Doctors bury their mistakes, we publish ours.
– Journalism saying
When you work for a newspaper, people are always sending you examples of bad journalism. Often it’s something you wrote, but mostly it’s something published somewhere else that they found amusing.
Such is the case of “R.” Keely, who passed along more than a dozen newspaper clippings from around the country that had the most entertaining of headlines. Let me share some with you:
• “Statistics show that teen pregnancy drops off significantly after age 25”
• “Rally against apathy draws small crowd”
• “Total lunar eclipse will be broadcast live on Northwoods Public Radio”
• “Barbershop singers bring joy to school for deaf”

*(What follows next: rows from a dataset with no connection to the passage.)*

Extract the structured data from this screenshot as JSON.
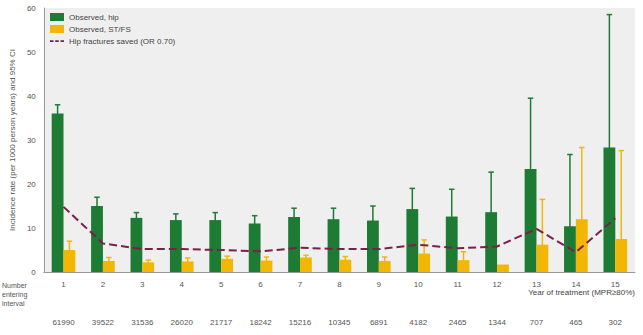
{
  "chart_data": {
    "type": "bar",
    "x_label": "Year of treatment (MPR≥80%)",
    "y_label": "Incidence rate (per 1000 person years) and 95% CI",
    "categories": [
      "1",
      "2",
      "3",
      "4",
      "5",
      "6",
      "7",
      "8",
      "9",
      "10",
      "11",
      "12",
      "13",
      "14",
      "15"
    ],
    "ylim": [
      0,
      60
    ],
    "yticks": [
      0,
      10,
      20,
      30,
      40,
      50,
      60
    ],
    "grid": false,
    "legend": "upper left",
    "series": [
      {
        "name": "Observed, hip",
        "type": "bar",
        "color": "#1e7b34",
        "values": [
          36,
          15,
          12.3,
          11.8,
          11.8,
          11,
          12.5,
          12,
          11.7,
          14.3,
          12.6,
          13.6,
          23.4,
          10.4,
          28.3
        ],
        "ci_low": [
          34,
          14,
          11,
          10.8,
          10.8,
          9.7,
          11,
          10,
          9.5,
          11,
          9.3,
          9,
          15,
          5,
          15
        ],
        "ci_high": [
          38,
          17,
          13.5,
          13.2,
          13.5,
          12.8,
          14.5,
          14.5,
          15,
          19,
          18.8,
          22.7,
          39.5,
          26.7,
          58.5
        ]
      },
      {
        "name": "Observed, ST/FS",
        "type": "bar",
        "color": "#f2b705",
        "values": [
          5,
          2.5,
          2.2,
          2.4,
          3,
          2.6,
          3.3,
          2.8,
          2.5,
          4.2,
          2.7,
          1.7,
          6.2,
          12,
          7.5
        ],
        "ci_low": [
          4,
          2,
          1.6,
          1.8,
          2.2,
          1.9,
          2.5,
          1.9,
          1.6,
          2.9,
          1.6,
          null,
          3,
          5.5,
          3
        ],
        "ci_high": [
          7,
          3.3,
          2.7,
          3.2,
          3.6,
          3.4,
          3.8,
          3.5,
          3.4,
          7.3,
          4.6,
          null,
          16.5,
          28.3,
          27.6
        ]
      },
      {
        "name": "Hip fractures saved (OR 0.70)",
        "type": "line",
        "color": "#7b1f4b",
        "line_style": "dashed",
        "values": [
          14.8,
          6.5,
          5.2,
          5.2,
          5,
          4.7,
          5.5,
          5.2,
          5.2,
          6.2,
          5.4,
          5.8,
          9.8,
          4.5,
          12.2
        ]
      }
    ],
    "number_entering": {
      "label": "Number entering interval",
      "values": [
        61990,
        39522,
        31536,
        26020,
        21717,
        18242,
        15216,
        10345,
        6891,
        4182,
        2465,
        1344,
        707,
        465,
        302
      ]
    }
  }
}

• “Bridges help people cross rivers”
• “City unsure why the sewer smells”
• “Homicide victims rarely talk to police”
• “County to pay $250,000 to advertise lack of funds”

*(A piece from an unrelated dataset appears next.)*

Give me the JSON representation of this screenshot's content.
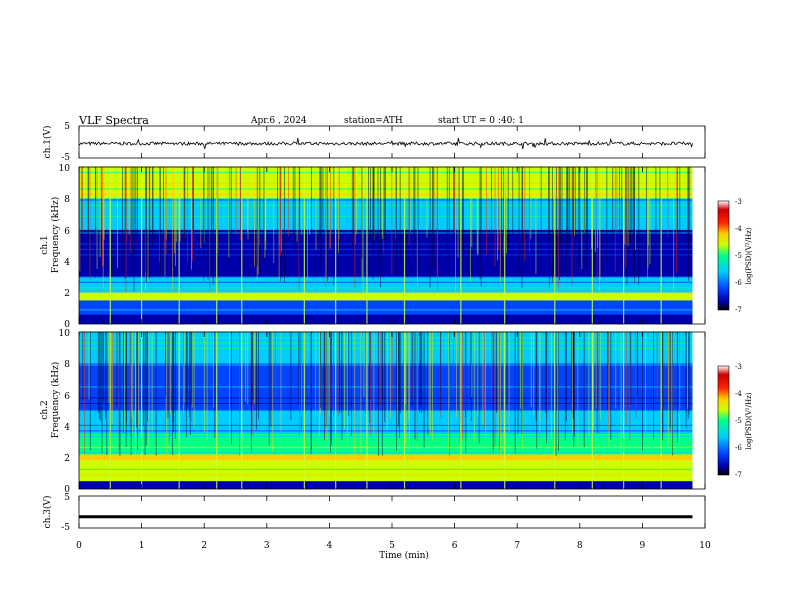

• “Federal Agents Raid Gun Shop, Find Weapons”
• “Miracle cure kills fifth patient”
THANK YOUS: I had a wonderful time Monday night with the Bethel Methodist Men’s Club and others at Wesley Chapel Methodist on the other side of Beech Island. After a tasty steak-and-baked-potato dinner, I shared a few stories, then offered to cut my remarks short so everyone could get home to watch the presidential candidates debate on TV.

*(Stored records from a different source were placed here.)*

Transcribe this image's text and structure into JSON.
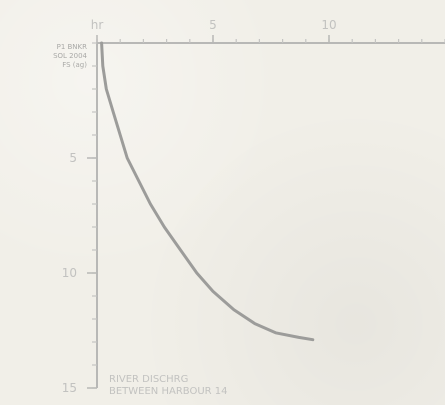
{
  "chart_data": {
    "type": "line",
    "title": "",
    "xlabel": "",
    "ylabel": "",
    "x_ticks": [
      {
        "value": 0,
        "label": "hr"
      },
      {
        "value": 5,
        "label": "5"
      },
      {
        "value": 10,
        "label": "10"
      }
    ],
    "y_ticks": [
      {
        "value": 5,
        "label": "5"
      },
      {
        "value": 10,
        "label": "10"
      },
      {
        "value": 15,
        "label": "15"
      }
    ],
    "xlim": [
      0,
      15
    ],
    "ylim": [
      0,
      15
    ],
    "x_direction": "left-to-right",
    "y_direction": "top-to-bottom",
    "annotations": {
      "top_left": [
        "P1 BNKR",
        "SOL 2004",
        "FS (ag)"
      ],
      "bottom": [
        "RIVER DISCHRG",
        "BETWEEN HARBOUR 14"
      ]
    },
    "series": [
      {
        "points": [
          {
            "x": 0.2,
            "y": 0.0
          },
          {
            "x": 0.25,
            "y": 1.0
          },
          {
            "x": 0.4,
            "y": 2.0
          },
          {
            "x": 0.7,
            "y": 3.0
          },
          {
            "x": 1.0,
            "y": 4.0
          },
          {
            "x": 1.3,
            "y": 5.0
          },
          {
            "x": 1.8,
            "y": 6.0
          },
          {
            "x": 2.3,
            "y": 7.0
          },
          {
            "x": 2.9,
            "y": 8.0
          },
          {
            "x": 3.6,
            "y": 9.0
          },
          {
            "x": 4.3,
            "y": 10.0
          },
          {
            "x": 5.0,
            "y": 10.8
          },
          {
            "x": 5.9,
            "y": 11.6
          },
          {
            "x": 6.8,
            "y": 12.2
          },
          {
            "x": 7.7,
            "y": 12.6
          },
          {
            "x": 8.7,
            "y": 12.8
          },
          {
            "x": 9.3,
            "y": 12.9
          }
        ]
      }
    ]
  }
}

“Keep talking,” said a voice in the back. So I did.
(Did we miss anything?)
The surprise of my visit came when I left the church and walked outside into the darkest dark I’ve been in for a long time. You forget how dark night is until you get out in the country away from the street and house lights.
DEPARTMENT OF CORRECTIONS: Corky Holloway and his family sent a Smoky Mountains postcard from North Carolina, not Tennessee, as I reported Tuesday. My apologies.
TODAY’S JOKE: Here’s one from Seth Benson:
A couple was shopping at the mall on Christmas Eve and the mall was packed. As the wife walked through the mall she was surprised to look up and see her husband was nowhere around. She was quite upset because they had a lot to do. Because she was so worried, she called him on her cellphone to ask him where he was.
In a calm voice, the husband answered, “Honey, you remember the jewelry store we went into about five years ago where you fell in love with that diamond necklace that we could not afford and I told you that I would get it for you one day?”
The wife choked up and started to cry and said, “Yes, I remember that jewelry store.”
“Well,” the husband said, “I’m in the bar right next to it.”